Почему существует мир? Существование Бога, вопреки расхожему мнению, не только не отвечает на этот вопрос, но делает его еще труднее. Действительно, предполагается, что Бог есть абсолютное совершенство, и это предположение, как доказывают Декарт или Лейбниц, и служит ему (вернее, нам) определением. Бог – есть максимум возможного бытия и ценности. Думать, что Бог создал мир и человека ради своего собственного блага, потому что ему чего-то не хватало, например произведения, славы или зрителей, одним словом, приписывать акту творения эротические побуждения, значит ничего не понимать в идее Бога, созданной западной культурой, то есть в идее Бога как абсолютного совершенства. Если Бог есть совершенство, то всему миру его не хватает и весь мир тянется к нему, но сам он ни в чем не испытывает нехватки и не тянется ни к чему, следовательно, как поясняет Аристотель, не испытывает никаких чувств; Бог осмысливает сам себя – его мысль есть мысль о мысли, – и этого деятельного созерцания ему вполне хватает для вечной радости; зачем ему заниматься творением и размышлять о любви? То же самое справедливо и относительного платоновского добра-в-себе – высшего объекта всякого желания, всякой тоски, всего того, над чем властвует Эрот. Если любовь есть желание добра, как сказал бы Платон, и если желание есть тоска по тому, чего нет, как Добро могло бы быть любовью, ведь для этого ему нужно было бы испытывать нехватку самого себя?

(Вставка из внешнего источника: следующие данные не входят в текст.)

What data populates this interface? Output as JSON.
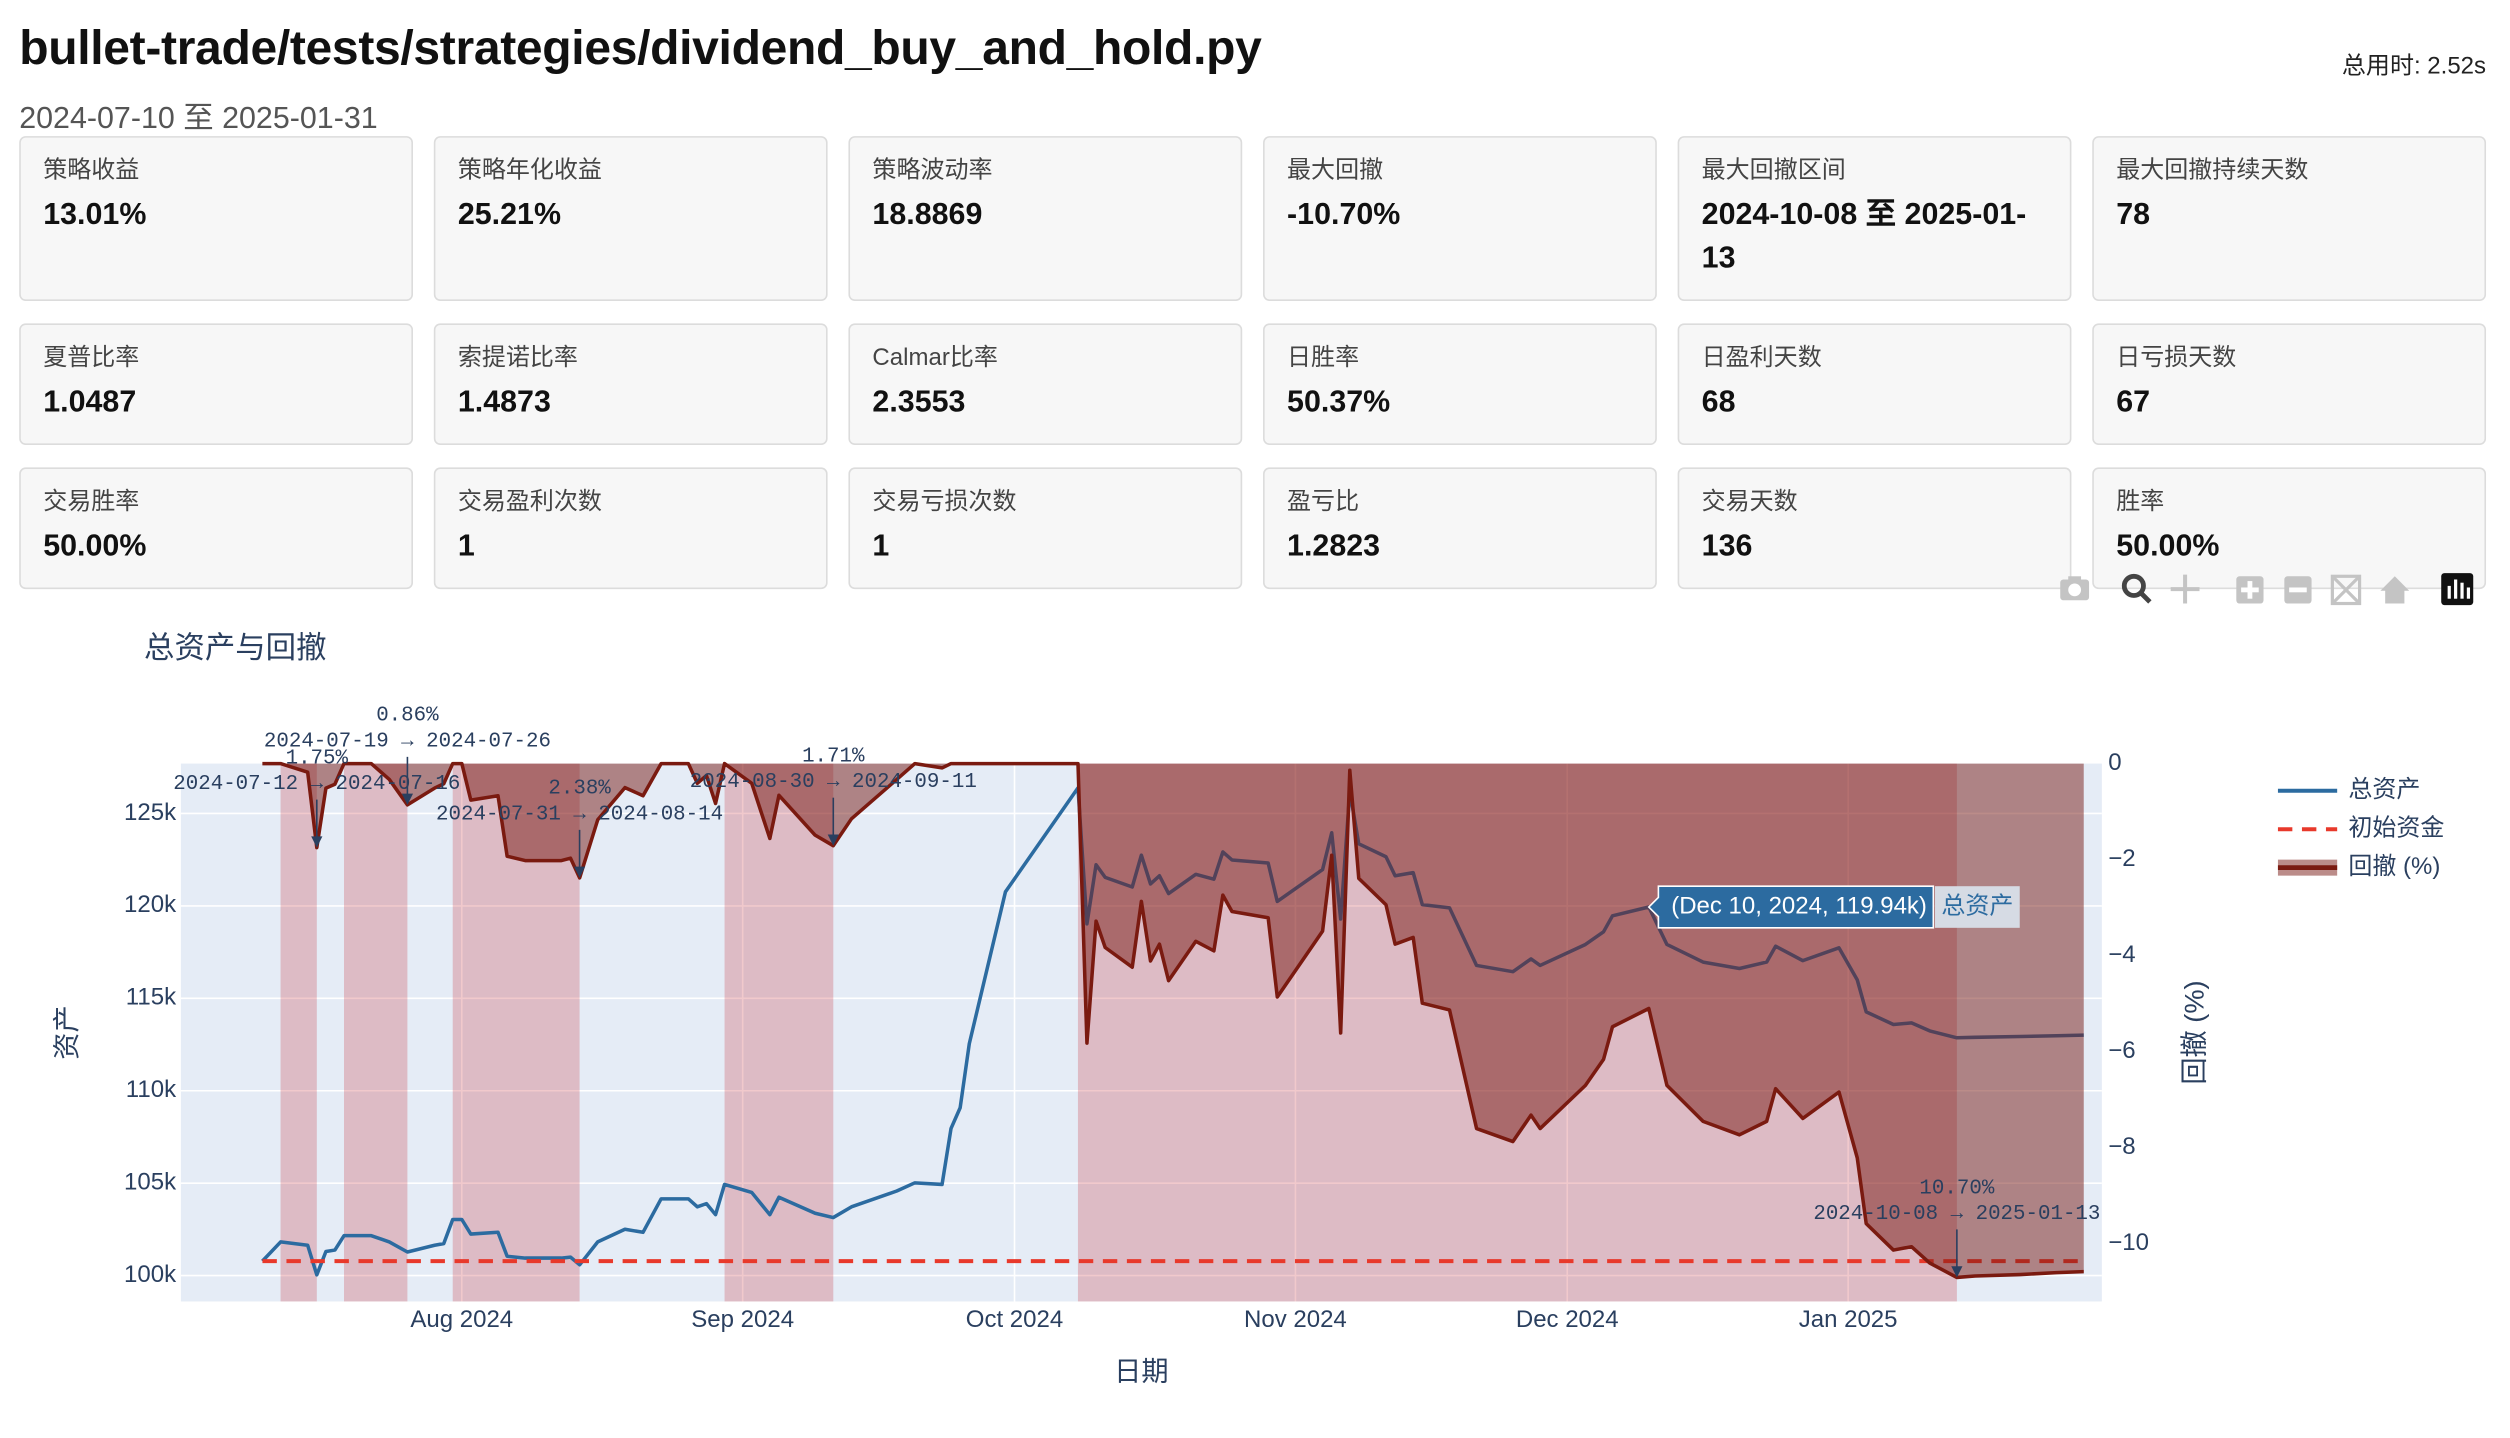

Но и божественная philia не в силах объяснить этот мир. Не только потому, что в идее считать себя кем-то вроде друга Бога есть нечто нелепое, как заметил Аристотель, но и потому, что дружба остается подчиненной закону бытия, который заключается в любви к себе. Об этом много пишет Аристотель и еще больше Спиноза. Что такое любовь? Радость, сопровождаемая идеей внешней причины. А что такое радость? Переход от меньшего совершенства и меньшей необходимости (для Спинозы эти два слова часто являются синонимами) к большему совершенству и большей необходимости. Радоваться значит существовать больше, чувствовать, как увеличивается твоя способность к существованию, победительно ощущать себя сохранившим бытие. Напротив, печалиться значит существовать меньше, видеть, как твоя способность к существованию уменьшается, и в каком-то смысле приближаться к смерти или небытию. Вот почему каждый человек стремится к радости (потому что каждое существо стремится сохранить свое бытие, стремится существовать как можно дольше), следовательно, к любви (потому что любовь – это радость, то есть то, что добавляет существования или совершенства). Одним словом, любовь – один из атрибутов способности к существованию. И Спиноза бестрепетно делает из этого свои выводы. Бог «никого ни любит, ни ненавидит. Ибо Бог не подвержен никакому аффекту ни удовольствия, ни неудовольствия, и, следовательно, он ни к кому не питает ни любви, ни ненависти» («Этика», V, 17). Не в силу отсутствия способности к этому, что понятно, но, напротив, в силу того, что его способность абсолютно бесконечна и постоянна: она не может быть ни увеличена (радостью или любовью), ни уменьшена (печалью или ненавистью). Бог Спинозы слишком полон бытием, могуществом и собой, чтобы любить или даже просто допустить существование чего-либо, кроме себя. Поэтому он не может быть творцом: он сам есть все сущее, и с него этого довольно.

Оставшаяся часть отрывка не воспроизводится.